И они последовали за болтовней, слегка улыбаясь товарищам-пассажирам, продвигаясь по проходу в салоне автобуса. Произошел некоторый обмен местами, но это значения не имело: все равно от окна не окажешься дальше чем через сиденье. Впрочем, петушистый французик с брюшком, в холщовом костюме, в панаме, вроде резидента в колонии, певуче набросился с резкими словами на немца, предположительно занявшего его место. Немец пролаял-пробулькал негодующий протест.
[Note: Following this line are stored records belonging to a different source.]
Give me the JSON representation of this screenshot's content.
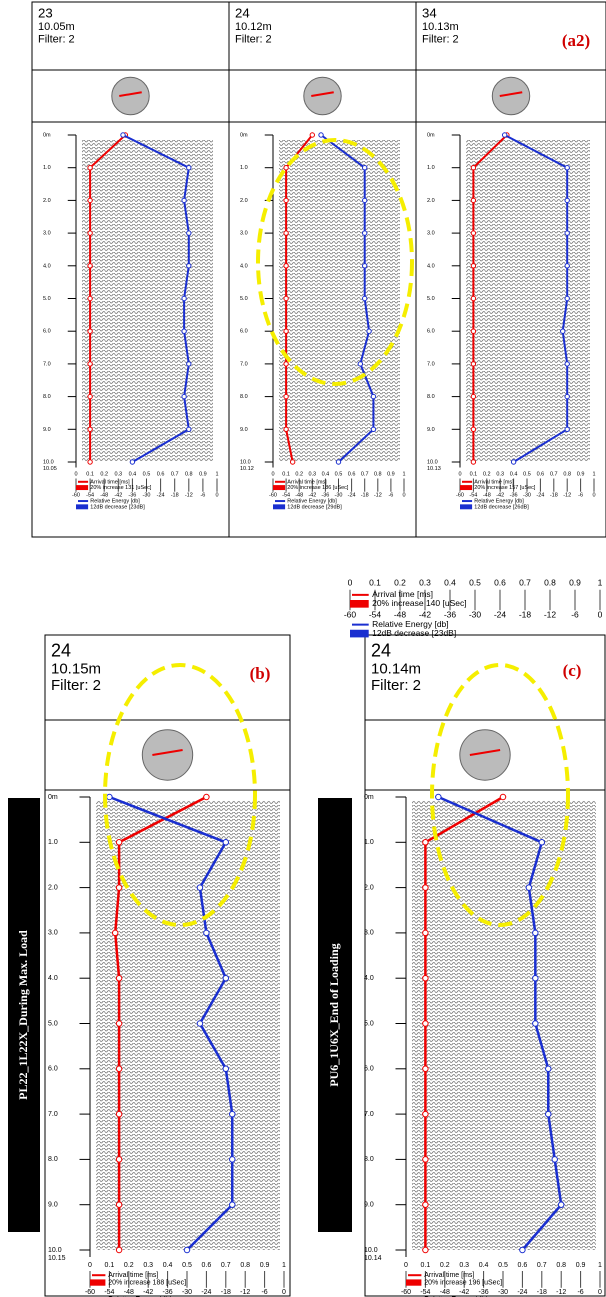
{
  "labels": {
    "top": "(a2)",
    "b": "(b)",
    "c": "(c)",
    "side_b": "PL22_1L22X_During Max. Load",
    "side_c": "PU6_1U6X_End of Loading"
  },
  "depth_ticks": [
    "0m",
    "1.0",
    "2.0",
    "3.0",
    "4.0",
    "5.0",
    "6.0",
    "7.0",
    "8.0",
    "9.0",
    "10.0"
  ],
  "time_ticks": [
    0,
    0.1,
    0.2,
    0.3,
    0.4,
    0.5,
    0.6,
    0.7,
    0.8,
    0.9,
    1
  ],
  "energy_ticks": [
    -60,
    -54,
    -48,
    -42,
    -36,
    -30,
    -24,
    -18,
    -12,
    -6,
    0
  ],
  "legend": {
    "arrival": "Arrival time [ms]",
    "energy": "Relative Energy [db]",
    "increase": "20% increase  140 [uSec]",
    "decrease": "12dB decrease [23dB]"
  },
  "panels": [
    {
      "id": "23",
      "length": "10.05m",
      "filter": "Filter: 2",
      "bottom": "10.05",
      "increase": "20% increase  131 [uSec]",
      "decrease": "12dB decrease [23dB]",
      "arrival": [
        0.35,
        0.1,
        0.1,
        0.1,
        0.1,
        0.1,
        0.1,
        0.1,
        0.1,
        0.1,
        0.1
      ],
      "energy": [
        -40,
        -12,
        -14,
        -12,
        -12,
        -14,
        -14,
        -12,
        -14,
        -12,
        -36
      ]
    },
    {
      "id": "24",
      "length": "10.12m",
      "filter": "Filter: 2",
      "bottom": "10.12",
      "increase": "20% increase  186 [uSec]",
      "decrease": "12dB decrease [29dB]",
      "arrival": [
        0.3,
        0.1,
        0.1,
        0.1,
        0.1,
        0.1,
        0.1,
        0.1,
        0.1,
        0.1,
        0.15
      ],
      "energy": [
        -38,
        -18,
        -18,
        -18,
        -18,
        -18,
        -16,
        -20,
        -14,
        -14,
        -30
      ]
    },
    {
      "id": "34",
      "length": "10.13m",
      "filter": "Filter: 2",
      "bottom": "10.13",
      "increase": "20% increase  157 [uSec]",
      "decrease": "12dB decrease [26dB]",
      "arrival": [
        0.35,
        0.1,
        0.1,
        0.1,
        0.1,
        0.1,
        0.1,
        0.1,
        0.1,
        0.1,
        0.1
      ],
      "energy": [
        -40,
        -12,
        -12,
        -12,
        -12,
        -12,
        -14,
        -12,
        -12,
        -12,
        -36
      ]
    },
    {
      "id": "24",
      "length": "10.15m",
      "filter": "Filter: 2",
      "bottom": "10.15",
      "increase": "20% increase  188 [uSec]",
      "decrease": "12dB decrease [28dB]",
      "arrival": [
        0.6,
        0.15,
        0.15,
        0.13,
        0.15,
        0.15,
        0.15,
        0.15,
        0.15,
        0.15,
        0.15
      ],
      "energy": [
        -54,
        -18,
        -26,
        -24,
        -18,
        -26,
        -18,
        -16,
        -16,
        -16,
        -30
      ]
    },
    {
      "id": "24",
      "length": "10.14m",
      "filter": "Filter: 2",
      "bottom": "10.14",
      "increase": "20% increase  196 [uSec]",
      "decrease": "12dB decrease [27dB]",
      "arrival": [
        0.5,
        0.1,
        0.1,
        0.1,
        0.1,
        0.1,
        0.1,
        0.1,
        0.1,
        0.1,
        0.1
      ],
      "energy": [
        -50,
        -18,
        -22,
        -20,
        -20,
        -20,
        -16,
        -16,
        -14,
        -12,
        -24
      ]
    }
  ]
}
Тощий подвыпивший португалец, поощренный собратом-латинянином, прицепился к голландцу, невинному красному сыру, заявляя, что при отправлении он сидел совсем рядом с шофером, и теперь после остановки для подкрепления претендует на то же самое место, — смотри, сел своей жирной голландской задницей на мою карту Рима с окрестностями. Европа вступила в войну с самой собой, поэтому техасец с проницательным взглядом крикнул:
— Эй, завязывайте там.
Пришел гид, объявив по-французски, что его еще маленьким в школе учили сидеть там, куда в первый раз посадили. Эндерби кивнул: по-французски звучало разумно и цивилизованно. Гид перевел на американский:
— Сидите, как в школе, каждый на своем месте, не лезьте на чужое. О’кей?
Эндерби мигом разгорячился и пришел в бешенство.
— Кем вы себя считаете, черт побери, папой? — крикнул он. Это был протест англичанина никогда-никогда-никогда[88] против иностранной заносчивости.
— Придержите свой длинный язык… — предупредила Веста.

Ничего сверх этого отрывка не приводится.